SUMMARY OF RECOMMENDATIONS
  • MRCP is preferred over ERCP to establish a diagnosis of PSC.
  • Liver biopsy is not necessary to make a diagnosis in patients with suspected PSC based on diagnostic cholangiographics findings.
  • Liver biopsy is recommended to make a diagnosis in patients with suspected small duct PSC or to exclude other conditions such as suspected overlap with autoimmune hepatitis.
  • Antimitochondrial autoantibody testing can help exclude primary biliary cirrhosis.
  • Patients with PSC should be tested at least once for elevated serum IgG4 levels.
  • UDCA in doses >28 mg/kg/day should not be used for management of patients with PSC
  • ERCP with balloon dilatation is recommended for PSC patients with dominant stricture and pruritus, and/or cholangitis, to relieve symptoms.
  • PSC with a dominant stricture seen on imaging should have an ERCP with cytology, biopsies and FISH to exclude diagnosis of cholangiocarcinoma.
  • PSC patients undergoing ERCP should have antibiotic prophylaxis to prevent post-ERCP cholangitis.

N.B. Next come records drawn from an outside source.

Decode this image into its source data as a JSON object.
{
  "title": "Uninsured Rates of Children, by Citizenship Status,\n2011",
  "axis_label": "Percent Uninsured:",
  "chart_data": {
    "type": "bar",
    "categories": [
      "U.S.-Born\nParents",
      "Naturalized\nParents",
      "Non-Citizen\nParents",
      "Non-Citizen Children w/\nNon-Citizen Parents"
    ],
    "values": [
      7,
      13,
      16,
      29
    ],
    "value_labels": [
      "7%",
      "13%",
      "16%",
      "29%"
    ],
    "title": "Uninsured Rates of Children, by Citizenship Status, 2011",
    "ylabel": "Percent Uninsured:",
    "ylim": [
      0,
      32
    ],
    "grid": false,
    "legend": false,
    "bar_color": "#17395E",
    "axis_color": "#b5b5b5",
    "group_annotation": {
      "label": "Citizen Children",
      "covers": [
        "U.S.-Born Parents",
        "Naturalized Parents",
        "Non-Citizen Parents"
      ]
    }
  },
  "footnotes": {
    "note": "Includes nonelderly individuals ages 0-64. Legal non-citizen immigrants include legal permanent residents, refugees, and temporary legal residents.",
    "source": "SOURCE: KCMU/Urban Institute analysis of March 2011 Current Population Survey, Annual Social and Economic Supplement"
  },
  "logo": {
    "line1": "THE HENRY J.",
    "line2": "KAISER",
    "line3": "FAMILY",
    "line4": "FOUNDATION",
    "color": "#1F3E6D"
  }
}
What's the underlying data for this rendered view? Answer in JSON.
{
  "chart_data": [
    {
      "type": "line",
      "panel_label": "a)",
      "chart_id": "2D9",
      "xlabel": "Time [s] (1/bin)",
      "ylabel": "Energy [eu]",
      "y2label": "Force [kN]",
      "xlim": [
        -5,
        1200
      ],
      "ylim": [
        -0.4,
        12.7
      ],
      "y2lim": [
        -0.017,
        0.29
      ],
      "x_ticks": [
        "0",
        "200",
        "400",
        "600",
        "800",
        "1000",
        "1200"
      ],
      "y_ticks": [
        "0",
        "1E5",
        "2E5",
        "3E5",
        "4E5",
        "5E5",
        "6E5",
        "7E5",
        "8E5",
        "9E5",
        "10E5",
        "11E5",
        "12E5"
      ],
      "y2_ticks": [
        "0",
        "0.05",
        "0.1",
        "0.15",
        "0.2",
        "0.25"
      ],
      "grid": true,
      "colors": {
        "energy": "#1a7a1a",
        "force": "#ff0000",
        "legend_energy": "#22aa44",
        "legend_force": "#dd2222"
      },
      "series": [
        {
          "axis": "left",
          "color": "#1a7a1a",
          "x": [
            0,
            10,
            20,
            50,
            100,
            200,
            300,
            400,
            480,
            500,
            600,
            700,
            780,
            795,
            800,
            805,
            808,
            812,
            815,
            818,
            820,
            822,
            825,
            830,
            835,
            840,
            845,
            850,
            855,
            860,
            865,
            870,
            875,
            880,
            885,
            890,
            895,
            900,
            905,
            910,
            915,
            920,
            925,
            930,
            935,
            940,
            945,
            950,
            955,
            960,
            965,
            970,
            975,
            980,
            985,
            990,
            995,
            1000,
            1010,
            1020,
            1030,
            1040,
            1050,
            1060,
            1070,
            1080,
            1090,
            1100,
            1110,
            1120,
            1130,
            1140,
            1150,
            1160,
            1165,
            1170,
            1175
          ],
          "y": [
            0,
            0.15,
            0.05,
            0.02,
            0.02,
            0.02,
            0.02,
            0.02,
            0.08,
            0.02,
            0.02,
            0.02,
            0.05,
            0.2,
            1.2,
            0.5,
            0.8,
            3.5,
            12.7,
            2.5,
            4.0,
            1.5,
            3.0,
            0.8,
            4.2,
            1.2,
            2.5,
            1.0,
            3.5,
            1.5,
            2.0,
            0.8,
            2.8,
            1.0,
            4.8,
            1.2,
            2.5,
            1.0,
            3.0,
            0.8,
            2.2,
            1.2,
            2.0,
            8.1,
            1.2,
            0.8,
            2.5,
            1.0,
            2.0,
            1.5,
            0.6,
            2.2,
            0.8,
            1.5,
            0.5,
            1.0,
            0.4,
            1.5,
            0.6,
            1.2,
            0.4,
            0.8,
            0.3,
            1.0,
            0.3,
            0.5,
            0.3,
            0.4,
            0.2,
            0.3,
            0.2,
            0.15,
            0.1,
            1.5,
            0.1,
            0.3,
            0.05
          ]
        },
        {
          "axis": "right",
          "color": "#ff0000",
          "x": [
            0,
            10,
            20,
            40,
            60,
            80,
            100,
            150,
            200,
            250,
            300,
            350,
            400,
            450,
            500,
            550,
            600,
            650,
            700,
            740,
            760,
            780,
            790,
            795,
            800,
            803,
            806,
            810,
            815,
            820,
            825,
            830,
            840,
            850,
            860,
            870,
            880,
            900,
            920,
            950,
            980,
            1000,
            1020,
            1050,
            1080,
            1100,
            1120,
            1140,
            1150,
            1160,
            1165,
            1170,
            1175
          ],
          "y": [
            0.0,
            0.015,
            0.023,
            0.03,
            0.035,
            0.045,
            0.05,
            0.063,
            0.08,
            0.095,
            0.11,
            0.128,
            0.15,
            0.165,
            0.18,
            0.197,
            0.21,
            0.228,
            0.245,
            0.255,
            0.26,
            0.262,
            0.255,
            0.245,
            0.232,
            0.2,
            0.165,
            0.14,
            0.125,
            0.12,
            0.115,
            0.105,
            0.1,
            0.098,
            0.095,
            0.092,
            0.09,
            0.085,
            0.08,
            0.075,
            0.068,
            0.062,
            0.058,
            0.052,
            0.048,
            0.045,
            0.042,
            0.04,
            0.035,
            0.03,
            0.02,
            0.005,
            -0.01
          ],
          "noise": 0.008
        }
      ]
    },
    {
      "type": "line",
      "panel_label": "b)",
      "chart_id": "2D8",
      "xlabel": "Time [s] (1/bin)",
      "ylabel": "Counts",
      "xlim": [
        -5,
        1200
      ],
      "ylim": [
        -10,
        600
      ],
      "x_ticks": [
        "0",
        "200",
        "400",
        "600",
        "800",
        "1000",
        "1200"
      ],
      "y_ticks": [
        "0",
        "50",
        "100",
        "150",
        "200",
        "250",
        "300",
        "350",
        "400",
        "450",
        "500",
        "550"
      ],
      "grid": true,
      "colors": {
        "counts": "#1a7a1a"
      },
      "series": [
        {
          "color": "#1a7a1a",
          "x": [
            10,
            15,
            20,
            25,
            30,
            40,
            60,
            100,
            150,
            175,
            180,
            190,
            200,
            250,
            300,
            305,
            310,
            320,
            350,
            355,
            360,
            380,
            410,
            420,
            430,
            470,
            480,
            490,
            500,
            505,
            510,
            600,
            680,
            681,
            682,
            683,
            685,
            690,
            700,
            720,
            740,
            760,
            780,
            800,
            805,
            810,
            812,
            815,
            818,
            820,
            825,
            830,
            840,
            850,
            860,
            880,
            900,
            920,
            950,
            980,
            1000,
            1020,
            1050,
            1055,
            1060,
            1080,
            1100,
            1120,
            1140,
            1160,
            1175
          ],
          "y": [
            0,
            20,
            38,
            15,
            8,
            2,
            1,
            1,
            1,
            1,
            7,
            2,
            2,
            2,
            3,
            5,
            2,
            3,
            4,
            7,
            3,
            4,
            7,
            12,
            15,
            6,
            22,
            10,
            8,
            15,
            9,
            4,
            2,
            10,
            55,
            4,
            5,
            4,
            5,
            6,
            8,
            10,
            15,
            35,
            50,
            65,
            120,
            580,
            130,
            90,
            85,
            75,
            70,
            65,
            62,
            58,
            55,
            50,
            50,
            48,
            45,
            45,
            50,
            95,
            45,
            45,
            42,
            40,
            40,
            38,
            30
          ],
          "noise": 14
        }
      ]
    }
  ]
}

  • Routine stenting after dilation of a dominant stricture is not required, whereas short-term stenting may be required in patients with severe stricture.
  • Liver transplantation, when possible, is recommended over medical therapy or surgical drainage in PSC patients with decompensated cirrhosis, to prolong survival
  • Patients should be referred for liver transplantation when their MELD score exceeds 14.
  • Annual colon surveillance preferably with chromoendoscopy is recommended in PSC patients with colitis beginning at the time of PSC diagnosis.
  • A full colonoscopy with biopsies is recommended in patients with PSC regardless of the presence of symptoms to assess for associated colitis at the time of PSC diagnosis.
  • Some advocate repeating the exam every 3–5 years in those without prior evidence of colitis.
  • Consider screening for cholangiocarcinoma with regular cross-sectional imaging with ultrasound or MR and serial CA 19-9 every 6–12 months.
  • Cholecystectomy should be performed for patients with PSC and gallbladder polyps >8 mm, to prevent the development of gallbladder adenocarcinoma.
  • Further testing for autoimmune hepatitis is recommended for patients <25 years of age with PSC or those with higher- than-expected levels of aminotransferases usually 5× upper limit of normal.
  • MRCP is recommended for patients <25 years of age with autoimmune hepatitis, who have elevated serum ALP usually >2× the upper limit of normal.
  • Local skin treatment should be performed with emollients and/or antihistamines in patients with PSC and mild pruritus, to reduce symptoms.
  • Bile acid sequestrants such as cholestyramine should be taken (prescribed) in patients with PSC and moderate pruritus, to reduce symptoms. Second-line treatment such as rifampin and naltrexone can be considered if cholestyramine is ineffective or poorly tolerated.
  • Recommend screening for varices in patients with signs of advanced disease with platelet counts <150×103/dl.
  • Patients with PSC should undergo BMD screening at diagnosis with dual energy X-ray absorption at diagnosis and repeated at 2- to 4-year intervals.
  • Patients with advanced liver disease should be screened and monitored for fat-soluble vitamin deficiencies.